Atlantic City and Organized Crime

Atlantic City and Organized Crime

Photo by Jo Christian Oterhals

Brendan T. Byrne, Governor of New Jersey from 1974 to 1982, is the man responsible for the legislation legalizing casino gambling in Atlantic City. He weighed this week in an article in the North Jersey Record, half-apologizing for having done it.

The problem, as he presents it, is that New Jersey was too concerned at the time that organized crime would take over casino gambling, as had happened in Las Vegas. Remember, Byrne’s last year in office, ’82, was also the year alleged Vegas mob fixer Lefty Rosenthal survived a car-bomb assassination attempt, as later depicted with comically operatic fervor in the Scorsese flick Casino.

The answer, as Jersey saw it, was to employ many more people in the business of watchdogging casinos; as described in former FBI agent and Top Hoodlum Task Force member William F. Roemer’s War of the Godfathers, New Jersey employed something like twenty times as many regulatory employees per casino employee as Nevada did. The result was that organized crime never got its hooks into AC the way it did into Vegas. But was that enough to guarantee a prosperous industry for nigh on thirty-five years? What do you think, Einstein?

As with most industries in the U.S., other problems came to plague the gambling biz in AC. As Byrne presents it, horse racing, which had been an important part of AC’s industry, simply couldn’t compete. The number of people who love horse racing are dwarfed by the number of people who just want to lose money, and people who want to lose money do it faster and more addictively at casinos. (Okay, that’s not what he said; I’m taking minor liberties here).

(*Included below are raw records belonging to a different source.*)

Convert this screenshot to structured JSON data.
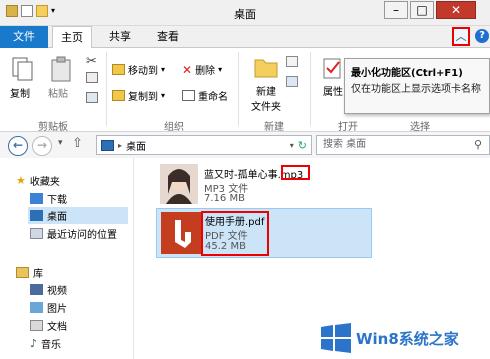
{
  "window": {
    "title": "桌面"
  },
  "tabs": {
    "file": "文件",
    "home": "主页",
    "share": "共享",
    "view": "查看"
  },
  "ribbon": {
    "copy": "复制",
    "paste": "粘贴",
    "move_to": "移动到",
    "copy_to": "复制到",
    "delete": "删除",
    "rename": "重命名",
    "new_folder_line1": "新建",
    "new_folder_line2": "文件夹",
    "properties": "属性",
    "group_clipboard": "剪贴板",
    "group_organize": "组织",
    "group_new": "新建",
    "group_open": "打开",
    "group_select": "选择"
  },
  "tooltip": {
    "title": "最小化功能区(Ctrl+F1)",
    "description": "仅在功能区上显示选项卡名称"
  },
  "address": {
    "path": "桌面",
    "search_placeholder": "搜索 桌面"
  },
  "navpane": {
    "favorites": "收藏夹",
    "downloads": "下载",
    "desktop": "桌面",
    "recent": "最近访问的位置",
    "libraries": "库",
    "videos": "视频",
    "pictures": "图片",
    "documents": "文档",
    "music": "音乐"
  },
  "files": [
    {
      "name_prefix": "蓝又时-孤单心事",
      "name_ext": ".mp3",
      "type": "MP3 文件",
      "size": "7.16 MB"
    },
    {
      "name": "使用手册.pdf",
      "type": "PDF 文件",
      "size": "45.2 MB"
    }
  ],
  "watermark": {
    "text": "Win8系统之家"
  },
  "colors": {
    "accent": "#1979ca",
    "highlight": "#e00000",
    "selection": "#cce4f7"
  }
}
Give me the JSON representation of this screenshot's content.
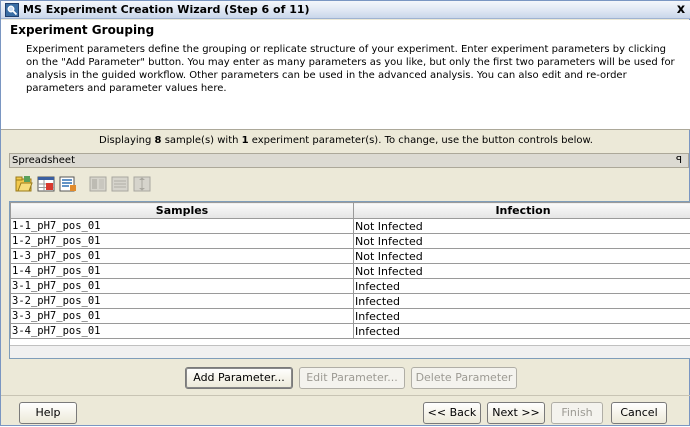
{
  "window": {
    "title": "MS Experiment Creation Wizard (Step 6 of 11)",
    "close_label": "x"
  },
  "header": {
    "title": "Experiment Grouping",
    "description": "Experiment parameters define the grouping or replicate structure of your experiment. Enter experiment parameters by clicking on the \"Add Parameter\" button. You may enter as many parameters as you like, but only the first two parameters will be used for analysis in the guided workflow. Other parameters can be used in the advanced analysis. You can also edit and re-order parameters and parameter values here."
  },
  "info": {
    "prefix": "Displaying ",
    "sample_count": "8",
    "middle": " sample(s) with ",
    "param_count": "1",
    "suffix": " experiment parameter(s). To change, use the button controls below."
  },
  "spreadsheet": {
    "panel_title": "Spreadsheet",
    "pin_icon": "pin-icon",
    "columns": [
      "Samples",
      "Infection"
    ],
    "rows": [
      [
        "1-1_pH7_pos_01",
        "Not Infected"
      ],
      [
        "1-2_pH7_pos_01",
        "Not Infected"
      ],
      [
        "1-3_pH7_pos_01",
        "Not Infected"
      ],
      [
        "1-4_pH7_pos_01",
        "Not Infected"
      ],
      [
        "3-1_pH7_pos_01",
        "Infected"
      ],
      [
        "3-2_pH7_pos_01",
        "Infected"
      ],
      [
        "3-3_pH7_pos_01",
        "Infected"
      ],
      [
        "3-4_pH7_pos_01",
        "Infected"
      ]
    ]
  },
  "toolbar": {
    "icons": [
      "open-file-icon",
      "import-icon",
      "sample-attributes-icon",
      "group-icon-disabled",
      "sort-icon-disabled",
      "reorder-icon-disabled"
    ]
  },
  "param_buttons": {
    "add": "Add Parameter...",
    "edit": "Edit Parameter...",
    "delete": "Delete Parameter"
  },
  "nav": {
    "help": "Help",
    "back": "<< Back",
    "next": "Next >>",
    "finish": "Finish",
    "cancel": "Cancel"
  },
  "colors": {
    "window_bg": "#ece9d8",
    "title_gradient_top": "#f4f7fb",
    "title_gradient_bottom": "#c9d6ea"
  }
}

But that’s just the start. The casinos themselves are barely afloat, hit hard by competition from local casinos, which more or less didn’t exist in the 1970s and 1980s. New Jersey Governor Chris Christie announced in July that a state takeover of Atlantic City’s municipal government and tourism regulation, planning and marketing systems was imminent; regulatory reform was required, he said, to counteract a four-year slump in the gambling industry that’s devastated Atlantic City.

Oh, and remember that organized crime thing? Two AC mayors have gone to prison since casino gambling began. The first, Michael Matthews, pled guilty to extortion in the mid-1980s; Matthews was an alleged associate of Little Nicky Scarfo, the Philly mob boss who presided over the most intense period of concentrated violence in American Mafia history. The second AC convict mayor, Robert W. Levy, admitted to defrauding the Veterans Benefits Administration. See? It gets even worse than Tony Spilotro!

Byrne, for his part, is hopeful that a restructuring of Atlantic City can make it more tourist-friendly, which will make it more investment friendly. But in his closing paragraph, he cites as proof of NJ’s “can do” attitude not a damn thing to do with community development or regional economic restructuring…but the way “we,” the voters of New Jersey, made the state lottery profitable by letting bettors pick their own numbers.

Do these Jersey boys have gambling on the brain…or what?